If you, too, begin to grab the rack and head for the crag, please do so thoughtfully and responsibly.  Check in regularly with the current regulations regarding travel in your area, as well as wherever you plan to climb.  Be conservative.  Be flexible.  Stay local.  Wash your hands.  And remember that sometimes, making the right choice means staying home.

And while you’re thinking about it – check out these resources from the Access Fund and the American Alpine Club.

 

In The Early Season

IMG_8907

What happens when the ice runs out: scratching around on Cathedral Ledge, December 2014.

I never know quite how to approach the early season. One year I started it off with a mellow romp up an area classic – Shoestring Gully – with good friend Elliot Gaddy. Thinking that got me dialed in, I then flung myself at some hard mixed pitch. Whoooa. That kinda backfired. Since then I have tried to take the same tack that I like for climbing trips – hurl myself at something challenging just to get the shakes out. I don’t like having something hanging over my head, best to just deal with it.

With winter climbing there is the added push of the fickle conditions. For our first pitch of this season, Sam Bendroth and I scrapped our way up Karen’s Variation on Cathedral Ledge to get up to some cool looking ice above the Blueberry Terrace. This was Peter Doucette and Ray Rice’s route, Cryo-Kinesis, which they pioneered a few years ago.  Water was moving pretty heavily up there, so, in an act of unprecedented restraint, we decided to come back the next day after it had a chance to build a bit.

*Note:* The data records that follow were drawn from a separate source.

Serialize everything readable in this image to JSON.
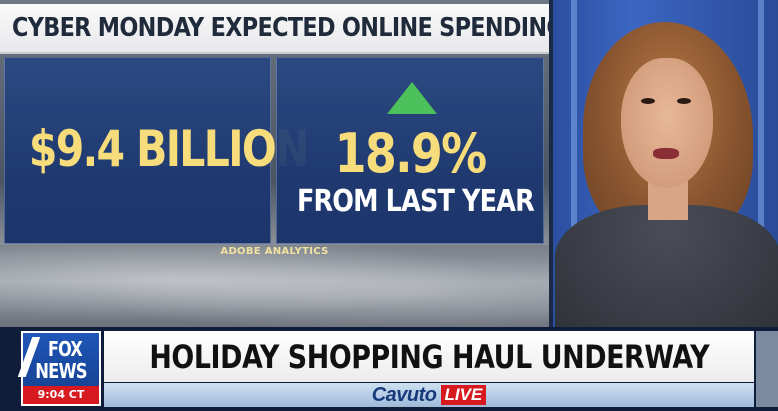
{
  "graphic": {
    "headline": "CYBER MONDAY EXPECTED ONLINE SPENDING",
    "amount": "$9.4 BILLION",
    "change_percent": "18.9%",
    "change_label": "FROM LAST YEAR",
    "trend_icon": "up-triangle-icon",
    "source": "ADOBE ANALYTICS"
  },
  "lower_third": {
    "logo_top": "FOX",
    "logo_bottom": "NEWS",
    "time": "9:04 CT",
    "headline": "HOLIDAY SHOPPING HAUL UNDERWAY",
    "show_name": "Cavuto",
    "show_tag": "LIVE"
  },
  "colors": {
    "accent_gold": "#f6dc7a",
    "panel_blue": "#1e3f84",
    "trend_green": "#4cc05a",
    "brand_red": "#d71920",
    "logo_blue": "#1f56b8"
  }
}
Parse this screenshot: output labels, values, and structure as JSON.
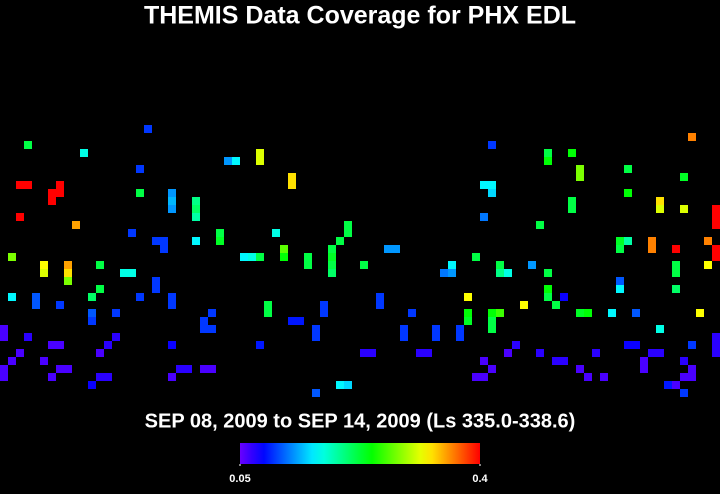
{
  "chart_data": {
    "type": "heatmap",
    "title": "THEMIS Data Coverage for PHX EDL",
    "subtitle": "SEP 08, 2009 to SEP 14, 2009 (Ls 335.0-338.6)",
    "xlim": [
      0,
      90
    ],
    "ylim": [
      36,
      0
    ],
    "clim": [
      0.05,
      0.4
    ],
    "cticks": [
      0.05,
      0.4
    ],
    "x": [
      18,
      3,
      10,
      28,
      29,
      32,
      32,
      17,
      2,
      3,
      7,
      6,
      7,
      6,
      36,
      36,
      17,
      21,
      21,
      21,
      24,
      24,
      24,
      2,
      9,
      16,
      20,
      19,
      20,
      24,
      27,
      27,
      34,
      43,
      43,
      42,
      48,
      49,
      30,
      31,
      32,
      35,
      35,
      38,
      38,
      41,
      41,
      41,
      41,
      45,
      1,
      5,
      5,
      8,
      8,
      8,
      12,
      15,
      16,
      19,
      19,
      55,
      56,
      56,
      59,
      62,
      62,
      63,
      66,
      68,
      68,
      68,
      69,
      61,
      68,
      68,
      71,
      72,
      72,
      78,
      86,
      85,
      78,
      82,
      82,
      85,
      89,
      89,
      89,
      71,
      71,
      67,
      60,
      60,
      61,
      61,
      77,
      78,
      77,
      81,
      81,
      84,
      88,
      89,
      89,
      84,
      84,
      88,
      77,
      77,
      84,
      1,
      4,
      4,
      7,
      11,
      12,
      11,
      11,
      14,
      17,
      21,
      21,
      26,
      25,
      25,
      26,
      33,
      33,
      36,
      37,
      40,
      40,
      39,
      39,
      47,
      47,
      51,
      50,
      50,
      54,
      54,
      57,
      57,
      58,
      58,
      58,
      61,
      61,
      61,
      62,
      65,
      70,
      72,
      73,
      76,
      79,
      82,
      87,
      0,
      0,
      3,
      1,
      2,
      0,
      0,
      6,
      7,
      5,
      7,
      8,
      6,
      13,
      14,
      12,
      21,
      32,
      11,
      12,
      13,
      22,
      23,
      21,
      25,
      26,
      39,
      42,
      43,
      45,
      46,
      52,
      53,
      60,
      61,
      59,
      60,
      64,
      63,
      67,
      69,
      70,
      72,
      73,
      75,
      74,
      78,
      79,
      81,
      82,
      80,
      80,
      83,
      85,
      86,
      86,
      84,
      85,
      86,
      89,
      89,
      89,
      85
    ],
    "y": [
      0,
      2,
      3,
      4,
      4,
      3,
      4,
      5,
      7,
      7,
      7,
      8,
      8,
      9,
      6,
      7,
      8,
      8,
      9,
      10,
      9,
      10,
      11,
      11,
      12,
      13,
      14,
      14,
      15,
      14,
      13,
      14,
      13,
      12,
      13,
      14,
      15,
      15,
      16,
      16,
      16,
      15,
      16,
      16,
      17,
      15,
      16,
      17,
      18,
      17,
      16,
      17,
      18,
      17,
      18,
      19,
      17,
      18,
      18,
      19,
      20,
      18,
      18,
      17,
      16,
      17,
      18,
      18,
      17,
      18,
      20,
      21,
      22,
      2,
      3,
      4,
      3,
      5,
      6,
      5,
      1,
      6,
      8,
      9,
      10,
      10,
      10,
      11,
      12,
      9,
      10,
      12,
      11,
      7,
      7,
      8,
      14,
      14,
      15,
      14,
      15,
      15,
      14,
      15,
      16,
      17,
      18,
      17,
      19,
      20,
      20,
      21,
      21,
      22,
      22,
      21,
      20,
      23,
      24,
      23,
      21,
      21,
      22,
      23,
      24,
      25,
      25,
      22,
      23,
      24,
      24,
      22,
      23,
      25,
      26,
      21,
      22,
      23,
      25,
      26,
      25,
      26,
      25,
      26,
      21,
      23,
      24,
      23,
      24,
      25,
      23,
      22,
      21,
      23,
      23,
      23,
      23,
      25,
      23,
      25,
      26,
      26,
      29,
      28,
      30,
      31,
      27,
      27,
      29,
      30,
      30,
      31,
      27,
      26,
      28,
      27,
      27,
      32,
      31,
      31,
      30,
      30,
      31,
      30,
      30,
      33,
      32,
      32,
      28,
      28,
      28,
      28,
      29,
      30,
      31,
      31,
      27,
      28,
      28,
      29,
      29,
      30,
      31,
      31,
      28,
      27,
      27,
      28,
      28,
      29,
      30,
      32,
      29,
      30,
      31,
      32,
      31,
      27,
      26,
      27,
      28,
      33
    ],
    "values": [
      0.1,
      0.22,
      0.17,
      0.13,
      0.16,
      0.31,
      0.31,
      0.1,
      0.4,
      0.4,
      0.4,
      0.4,
      0.4,
      0.4,
      0.33,
      0.33,
      0.22,
      0.13,
      0.14,
      0.13,
      0.2,
      0.21,
      0.19,
      0.4,
      0.35,
      0.1,
      0.1,
      0.1,
      0.1,
      0.16,
      0.22,
      0.23,
      0.17,
      0.22,
      0.22,
      0.22,
      0.13,
      0.13,
      0.16,
      0.17,
      0.22,
      0.27,
      0.24,
      0.22,
      0.22,
      0.22,
      0.23,
      0.22,
      0.21,
      0.22,
      0.28,
      0.32,
      0.31,
      0.35,
      0.33,
      0.28,
      0.22,
      0.17,
      0.17,
      0.1,
      0.1,
      0.12,
      0.13,
      0.16,
      0.22,
      0.22,
      0.2,
      0.17,
      0.13,
      0.22,
      0.24,
      0.22,
      0.22,
      0.1,
      0.22,
      0.24,
      0.24,
      0.28,
      0.28,
      0.22,
      0.36,
      0.23,
      0.24,
      0.33,
      0.31,
      0.31,
      0.4,
      0.4,
      0.4,
      0.22,
      0.22,
      0.22,
      0.12,
      0.16,
      0.16,
      0.15,
      0.23,
      0.19,
      0.22,
      0.36,
      0.36,
      0.4,
      0.36,
      0.4,
      0.4,
      0.22,
      0.22,
      0.32,
      0.11,
      0.16,
      0.21,
      0.16,
      0.11,
      0.11,
      0.1,
      0.21,
      0.22,
      0.11,
      0.1,
      0.1,
      0.1,
      0.1,
      0.1,
      0.1,
      0.1,
      0.1,
      0.1,
      0.22,
      0.22,
      0.09,
      0.09,
      0.1,
      0.1,
      0.1,
      0.1,
      0.1,
      0.1,
      0.1,
      0.1,
      0.1,
      0.1,
      0.1,
      0.1,
      0.1,
      0.32,
      0.24,
      0.23,
      0.24,
      0.22,
      0.22,
      0.26,
      0.32,
      0.08,
      0.23,
      0.24,
      0.16,
      0.11,
      0.17,
      0.32,
      0.06,
      0.06,
      0.07,
      0.06,
      0.06,
      0.06,
      0.06,
      0.06,
      0.06,
      0.06,
      0.06,
      0.06,
      0.06,
      0.07,
      0.07,
      0.06,
      0.08,
      0.09,
      0.08,
      0.07,
      0.07,
      0.07,
      0.07,
      0.06,
      0.06,
      0.06,
      0.11,
      0.16,
      0.15,
      0.07,
      0.07,
      0.07,
      0.07,
      0.06,
      0.06,
      0.06,
      0.06,
      0.07,
      0.06,
      0.07,
      0.07,
      0.07,
      0.06,
      0.06,
      0.06,
      0.07,
      0.08,
      0.08,
      0.07,
      0.07,
      0.06,
      0.06,
      0.09,
      0.07,
      0.06,
      0.06,
      0.06,
      0.06,
      0.1,
      0.07,
      0.07,
      0.07,
      0.1
    ]
  }
}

Bayard channelling his inner Jedi on the thin-ice start to Cryo-Kinesis.

Bayard channelling his inner Jedi on the thin-ice start to Cryo-Kinesis.

Overnight was too cold for optimal building conditions, but the ice had sured up some. After a morning of work we took the fast track up, hiking to the top of the cliff and then rappelling in. I clipped a nut I had placed the afternoon before, right off the ledge, and started up some thin little ice bubbles. It was…scary, but I managed to find gear and keep myself on the wall – for a while. Lots of awesome climbing culminated in a less-than-shoulder-width-pillar.

Everything went pretty well until I was about to launch into some pumpy, gently overhanging dry-tooling above the pillar. While placing a Camalot, my tool shifted and I went flying – fall #1. Once back in location at the top of the pillar, I tried a straight up version, which resulted in fall #2. Finally, now fully pumped, I saw the obvious line of holds out left. Ahhh.. that was the way, but i was pooped.

Stellar line Ray and Peter! The top out – swinging into sticky yellow overhanging ice – would have made a true send so sweet.

IMG_8916

Fall #2. Cathedral’s flawless granite often provides good rock protection, making falls an acceptable risk on high-end terrain.

IMG_8934

Alas, the finishing moves are longer and pumper than one would have hoped.